MICHIGAN CITY, Ind. (AP) — A northwestern Indiana mayor who is facing calls for his resignation over his profanity-laced remarks about a Black pastor has presented a plan for all municipal employees to undergo mandatory implicit bias and cultural diversity training.
Michigan City Mayor Duane Parry also announced at a news conference Wednesday that a new position will be created in his office for someone to “assist the mayor and act as a representative” to the community. The Michigan City Spiritual Task Force, the Michigan City Common Council and the NAACP of La Porte County will have input on how that position is filled, he said.

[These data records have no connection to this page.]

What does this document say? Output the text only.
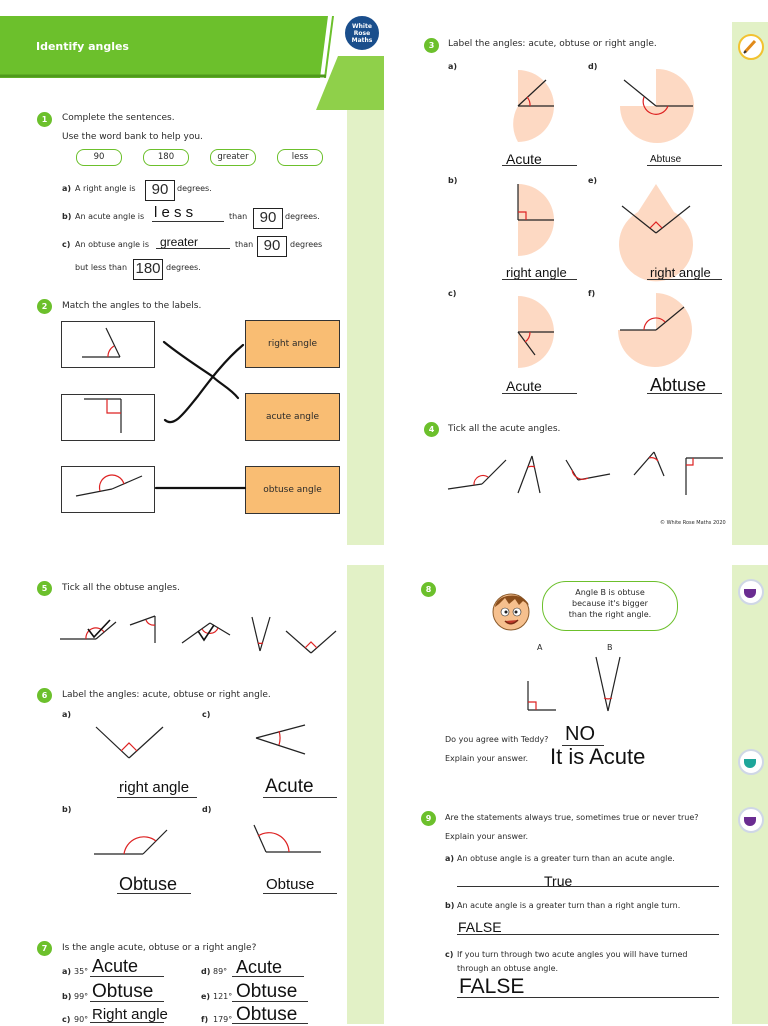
Identify angles
White Rose Maths
1	Complete the sentences.
Use the word bank to help you.
90	180	greater	less
a) A right angle is	90	degrees.
b) An acute angle is l e s s	than 90	degrees.
c) An obtuse angle is greater	than 90	degrees
but less than 180 degrees.
2	Match the angles to the labels.
right angle
acute angle
obtuse angle
3	Label the angles: acute, obtuse or right angle.
a)	d)
b)	e)
c)	f)
Acute	Abtuse
right angle	right angle
Acute	Abtuse
4	Tick all the acute angles.
© White Rose Maths 2020
5	Tick all the obtuse angles.
6	Label the angles: acute, obtuse or right angle.
a)	c)
b)	d)
right angle	Acute
Obtuse	Obtuse
7	Is the angle acute, obtuse or a right angle?
a) 35° Acute	d) 89° Acute
b) 99° Obtuse	e) 121° Obtuse
c) 90° Right angle	f) 179° Obtuse
8	Angle B is obtuse because it's bigger than the right angle.
A	B
Do you agree with Teddy? NO
Explain your answer. It is Acute
9	Are the statements always true, sometimes true or never true?
Explain your answer.
a) An obtuse angle is a greater turn than an acute angle.
True
b) An acute angle is a greater turn than a right angle turn.
FALSE
c) If you turn through two acute angles you will have turned
through an obtuse angle.
FALSE
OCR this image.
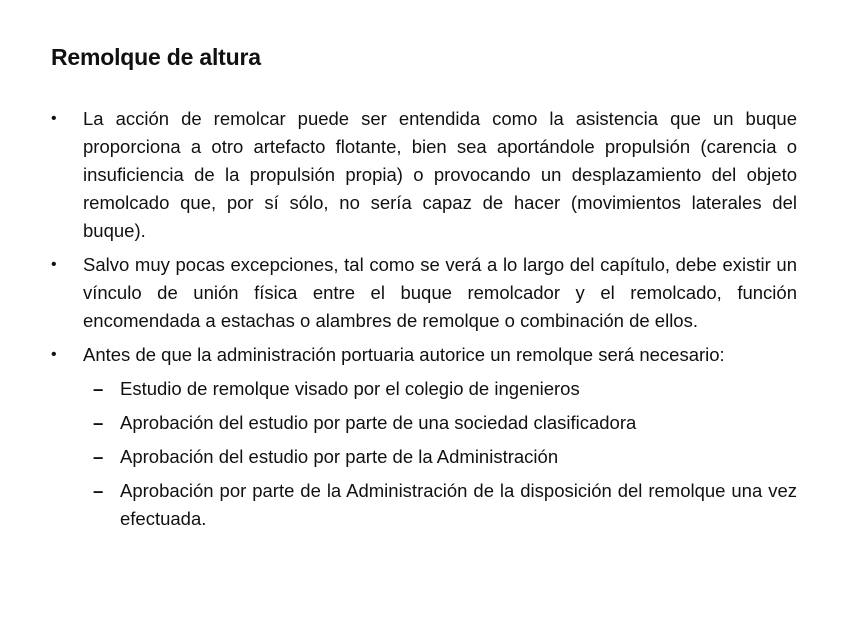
Remolque de altura
•	La acción de remolcar puede ser entendida como la asistencia que un buque proporciona a otro artefacto flotante, bien sea aportándole propulsión (carencia o insuficiencia de la propulsión propia) o provocando un desplazamiento del objeto remolcado que, por sí sólo, no sería capaz de hacer (movimientos laterales del buque).
•	Salvo muy pocas excepciones, tal como se verá a lo largo del capítulo, debe existir un vínculo de unión física entre el buque remolcador y el remolcado, función encomendada a estachas o alambres de remolque o combinación de ellos.
•	Antes de que la administración portuaria autorice un remolque será necesario:
– Estudio de remolque visado por el colegio de ingenieros
– Aprobación del estudio por parte de una sociedad clasificadora
– Aprobación del estudio por parte de la Administración
– Aprobación por parte de la Administración de la disposición del remolque una vez efectuada.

The news conference came a day after Rev. James Lane publicly released a voicemail message Parry left for him on Friday in which the mayor declined to meet with Lane and the Spiritual Task Force. Lane and the task force wanted a meeting to address their concerns regarding Parry’s recent public admonishment of Police Chief Dion Campbell, who is Black, over a fundraising letter for police charities that Campbell included in city water bills.
Toward the end of the recording, it was apparent that Parry thought he had hung up the phone, and he could be heard saying: “They want a ... audience, you know. These Black guys, they all want a .... audience," using an expletive twice, The News-Dispatch reported.
“I cannot say the words to fully express my regret for saying what I said during the past week,” Parry said Wednesday. “My words now cannot change what I’ve said. However, my future actions can and will. I’m sorry. I realize that saying I’m sorry is not enough.”
Parry said his implicit bias and cultural diversity training would begin immediately. He did not take questions.
Lane, who attended the news conference, said he was unsatisfied.
“I still want this mayor to resign,” Lane said. “This public apology — it seems false, fake, insensitive. And like always, he says what he wants to say and leaves. That is not the character of a true leader.”